— Не могу выразить, насколько благодарна за то, что ознакомил меня с процедурой.

— Никаких проблем. А после завтрака должна снова соблазнить меня и заманить в кровать.

Сюзанна засмеялась и прижалась к нему щекой в восхитительно доверчивом жесте.

— Придется попрактиковаться, но с парочкой омлетов, думаю, справлюсь уже сейчас.

— Угу, если найдешь что-нибудь в холодильнике.

— Подать тебе одежду?

— Зачем?

Сюзанна взглянула на Холта. Он с прежним вожделением пожирал ее глазами.

— Ладно, проехали.

Отойдя подальше, инстинктивно повернулась к нему спиной, нащупывая на полу рубашку.

— А что ты станешь делать, пока я буду готовить?

Холт поймал концы пушистых волос и позволил им скользнуть сквозь пальцы.

— Стану любоваться тобой.

Чем с наслаждением и занялся, наблюдая за тем, как Сюзанна мечется по его кухне, как скользит по стройным бедрам его рубашка, вдыхая аромат кофе, заполнивший воздух, вслушиваясь в низкий веселый голос любимой, разговаривающей с собакой.

Сюзанна почувствовала себя более непринужденно, погрузившись в привычные домашние хлопоты. Совместно посаженный кустарник желтел под окном, словно лучик солнечного света, а бриз все еще пахнул дождем.

— А знаешь, — заметила она, натирая сыр в яйца, — мог бы приобрести еще что-нибудь, кроме тостера, одной кружки и неглубокой сковороды.

— Зачем?

Холт откинулся на стуле, удобно развалившись, и потянулся за сигаретой.

— Ну, некоторые люди действительно используют кухню, чтобы готовить настоящую пищу.

— Только если не слышали о еде на вынос.

Увидел, что кофе закапал через край, и встал, чтобы налить две чашки.

— Что ты кладешь туда?

— Просто черный. Мне нужен хороший толчок.

— А по мне, так тебе нужно больше спать.

— Примерно через час я должна приступить к работе.

Держа миску с яйцами, Сюзанна замерла, глядя в окно. Холт узнал этот взгляд и погладил поникшие плечи:

— Не надо.

— Извини.

Сюзанна повернулась к плите и вылила взбитые яйца в неглубокую сковороду.

— Не могу не задаваться вопросом, что они делают, хорошо ли проводят время.
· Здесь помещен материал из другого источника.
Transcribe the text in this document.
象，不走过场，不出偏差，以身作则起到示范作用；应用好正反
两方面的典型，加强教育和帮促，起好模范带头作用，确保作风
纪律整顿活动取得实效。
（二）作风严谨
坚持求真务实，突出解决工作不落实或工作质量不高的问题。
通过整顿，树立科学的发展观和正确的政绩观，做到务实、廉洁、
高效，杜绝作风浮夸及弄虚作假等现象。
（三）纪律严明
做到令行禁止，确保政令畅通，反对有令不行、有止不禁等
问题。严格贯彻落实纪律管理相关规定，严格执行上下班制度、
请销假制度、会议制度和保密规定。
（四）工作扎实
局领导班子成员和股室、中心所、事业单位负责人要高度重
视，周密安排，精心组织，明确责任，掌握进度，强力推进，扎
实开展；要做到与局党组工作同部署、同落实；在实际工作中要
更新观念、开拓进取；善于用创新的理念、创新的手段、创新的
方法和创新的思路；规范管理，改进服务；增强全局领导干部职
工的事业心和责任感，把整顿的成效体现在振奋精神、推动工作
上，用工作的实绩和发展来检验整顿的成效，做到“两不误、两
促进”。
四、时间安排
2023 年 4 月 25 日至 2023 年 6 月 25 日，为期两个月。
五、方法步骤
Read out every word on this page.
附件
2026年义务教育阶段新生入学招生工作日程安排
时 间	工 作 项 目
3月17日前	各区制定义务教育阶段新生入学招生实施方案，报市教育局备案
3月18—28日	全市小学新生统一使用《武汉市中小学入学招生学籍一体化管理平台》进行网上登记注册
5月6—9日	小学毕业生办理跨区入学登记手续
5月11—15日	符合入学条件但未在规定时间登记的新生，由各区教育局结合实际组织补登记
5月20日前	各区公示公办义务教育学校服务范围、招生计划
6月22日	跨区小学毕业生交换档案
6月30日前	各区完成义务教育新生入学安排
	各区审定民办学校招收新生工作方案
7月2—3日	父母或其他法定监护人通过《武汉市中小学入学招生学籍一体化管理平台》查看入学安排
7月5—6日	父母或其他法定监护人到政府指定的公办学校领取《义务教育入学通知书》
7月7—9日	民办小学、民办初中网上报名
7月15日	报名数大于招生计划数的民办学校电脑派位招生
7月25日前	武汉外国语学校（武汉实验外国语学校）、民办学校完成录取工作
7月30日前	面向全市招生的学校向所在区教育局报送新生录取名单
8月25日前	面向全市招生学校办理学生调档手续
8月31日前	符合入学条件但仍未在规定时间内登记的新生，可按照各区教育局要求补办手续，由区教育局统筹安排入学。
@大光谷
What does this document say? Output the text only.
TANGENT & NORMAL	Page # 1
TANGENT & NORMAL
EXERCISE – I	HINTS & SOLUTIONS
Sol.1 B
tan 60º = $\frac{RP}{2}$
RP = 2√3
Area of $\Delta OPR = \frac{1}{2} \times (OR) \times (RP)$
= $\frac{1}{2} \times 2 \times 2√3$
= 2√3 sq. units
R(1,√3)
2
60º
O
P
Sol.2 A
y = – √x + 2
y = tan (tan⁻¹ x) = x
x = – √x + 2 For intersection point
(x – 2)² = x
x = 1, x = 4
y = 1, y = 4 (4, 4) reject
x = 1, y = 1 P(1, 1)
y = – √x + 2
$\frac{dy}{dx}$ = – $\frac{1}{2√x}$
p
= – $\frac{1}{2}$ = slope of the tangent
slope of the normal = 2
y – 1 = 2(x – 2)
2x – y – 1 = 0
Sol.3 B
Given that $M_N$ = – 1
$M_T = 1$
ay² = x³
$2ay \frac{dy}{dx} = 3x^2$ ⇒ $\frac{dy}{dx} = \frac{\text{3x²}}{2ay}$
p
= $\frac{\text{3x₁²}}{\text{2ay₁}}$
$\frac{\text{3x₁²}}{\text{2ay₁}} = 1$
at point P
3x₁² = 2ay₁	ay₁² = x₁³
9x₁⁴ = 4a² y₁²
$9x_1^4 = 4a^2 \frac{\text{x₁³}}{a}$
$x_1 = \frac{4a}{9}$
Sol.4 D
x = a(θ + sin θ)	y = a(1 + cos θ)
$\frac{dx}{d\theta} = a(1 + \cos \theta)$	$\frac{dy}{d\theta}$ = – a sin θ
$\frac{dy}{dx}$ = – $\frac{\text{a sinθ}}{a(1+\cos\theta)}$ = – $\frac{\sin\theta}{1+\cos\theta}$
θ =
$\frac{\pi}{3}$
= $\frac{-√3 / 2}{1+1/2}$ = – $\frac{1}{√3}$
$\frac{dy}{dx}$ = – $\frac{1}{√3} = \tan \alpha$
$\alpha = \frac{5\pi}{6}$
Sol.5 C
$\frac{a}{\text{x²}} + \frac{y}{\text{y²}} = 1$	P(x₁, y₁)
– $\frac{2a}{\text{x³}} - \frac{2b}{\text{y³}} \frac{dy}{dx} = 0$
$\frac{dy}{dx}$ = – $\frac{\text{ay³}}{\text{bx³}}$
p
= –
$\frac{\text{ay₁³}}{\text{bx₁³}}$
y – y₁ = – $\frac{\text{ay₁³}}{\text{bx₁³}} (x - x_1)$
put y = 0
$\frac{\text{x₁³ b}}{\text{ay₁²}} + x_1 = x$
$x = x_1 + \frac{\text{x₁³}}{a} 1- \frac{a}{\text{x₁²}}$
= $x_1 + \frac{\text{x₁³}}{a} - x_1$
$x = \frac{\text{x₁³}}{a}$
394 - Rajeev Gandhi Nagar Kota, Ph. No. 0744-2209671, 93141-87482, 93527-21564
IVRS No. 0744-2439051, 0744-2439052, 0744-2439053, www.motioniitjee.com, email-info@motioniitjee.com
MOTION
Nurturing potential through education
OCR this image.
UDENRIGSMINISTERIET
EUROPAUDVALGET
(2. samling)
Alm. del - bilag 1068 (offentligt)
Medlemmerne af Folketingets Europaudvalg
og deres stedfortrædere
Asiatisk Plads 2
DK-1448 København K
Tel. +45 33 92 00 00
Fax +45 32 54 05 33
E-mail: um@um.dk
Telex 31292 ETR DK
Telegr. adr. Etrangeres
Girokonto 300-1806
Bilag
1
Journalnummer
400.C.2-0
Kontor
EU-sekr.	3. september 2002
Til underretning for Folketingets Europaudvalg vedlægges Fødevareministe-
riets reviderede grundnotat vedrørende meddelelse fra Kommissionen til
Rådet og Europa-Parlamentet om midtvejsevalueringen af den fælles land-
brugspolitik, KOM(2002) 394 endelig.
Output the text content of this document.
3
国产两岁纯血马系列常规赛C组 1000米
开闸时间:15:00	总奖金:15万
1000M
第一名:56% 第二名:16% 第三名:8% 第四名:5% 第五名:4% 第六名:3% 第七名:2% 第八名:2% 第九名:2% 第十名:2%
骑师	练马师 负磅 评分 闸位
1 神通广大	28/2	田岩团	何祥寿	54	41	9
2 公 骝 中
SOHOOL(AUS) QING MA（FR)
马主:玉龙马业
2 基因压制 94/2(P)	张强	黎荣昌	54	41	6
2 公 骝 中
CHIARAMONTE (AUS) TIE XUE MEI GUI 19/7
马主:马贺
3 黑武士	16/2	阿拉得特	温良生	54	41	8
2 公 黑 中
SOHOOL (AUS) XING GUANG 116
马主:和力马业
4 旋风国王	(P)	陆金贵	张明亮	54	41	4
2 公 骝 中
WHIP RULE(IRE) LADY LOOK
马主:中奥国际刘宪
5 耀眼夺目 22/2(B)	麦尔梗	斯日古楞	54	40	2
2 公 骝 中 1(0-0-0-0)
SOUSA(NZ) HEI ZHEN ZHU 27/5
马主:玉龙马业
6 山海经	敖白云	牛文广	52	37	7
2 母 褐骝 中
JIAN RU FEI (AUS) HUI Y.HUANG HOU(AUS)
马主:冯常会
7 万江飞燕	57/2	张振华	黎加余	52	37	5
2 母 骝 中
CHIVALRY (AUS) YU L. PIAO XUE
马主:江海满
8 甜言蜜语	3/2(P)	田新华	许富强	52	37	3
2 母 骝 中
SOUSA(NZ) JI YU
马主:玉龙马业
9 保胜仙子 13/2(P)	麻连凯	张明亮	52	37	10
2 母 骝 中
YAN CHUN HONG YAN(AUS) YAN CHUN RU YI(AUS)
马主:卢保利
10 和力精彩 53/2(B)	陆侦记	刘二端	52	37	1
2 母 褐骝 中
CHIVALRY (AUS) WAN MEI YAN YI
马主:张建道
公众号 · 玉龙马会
Дети никогда не уезжали так далеко.

— Разве он не брал их на выходные?

— Нет, только пару раз на полдня, да и те не слишком удались.

Помешивая омлет, Сюзанна попыталась приободриться:

— Ладно, осталось потерпеть еще тринадцать дней.

— Ты не поможешь ни им, ни себе, вкалывая до изнеможения.

Чтобы отогнать раздражающее бессилие, Холт начал массировать напряженные хрупкие плечи.

— Я в порядке. Буду в порядке, — поправилась Сюзанна. — У меня более чем достаточно заказов, чтобы забыться в работе в предстоящие две недели. К тому же, пока дети отсутствуют, смогу уделить больше времени поискам изумрудов.

— Предоставь это мне.

Сюзанна посмотрела через плечо.

— Это наше семейное дело, Холт. И всегда было нашим.

— Теперь и я вовлечен в эту историю, поэтому справлюсь сам.

Она выкладывала омлет так же тщательно, как подбирала слова:

— Ценю твою помощь. Как и все мы. Но камни недаром называют калхоуновскими изумрудами. Двум моим сестрам угрожали из-за них.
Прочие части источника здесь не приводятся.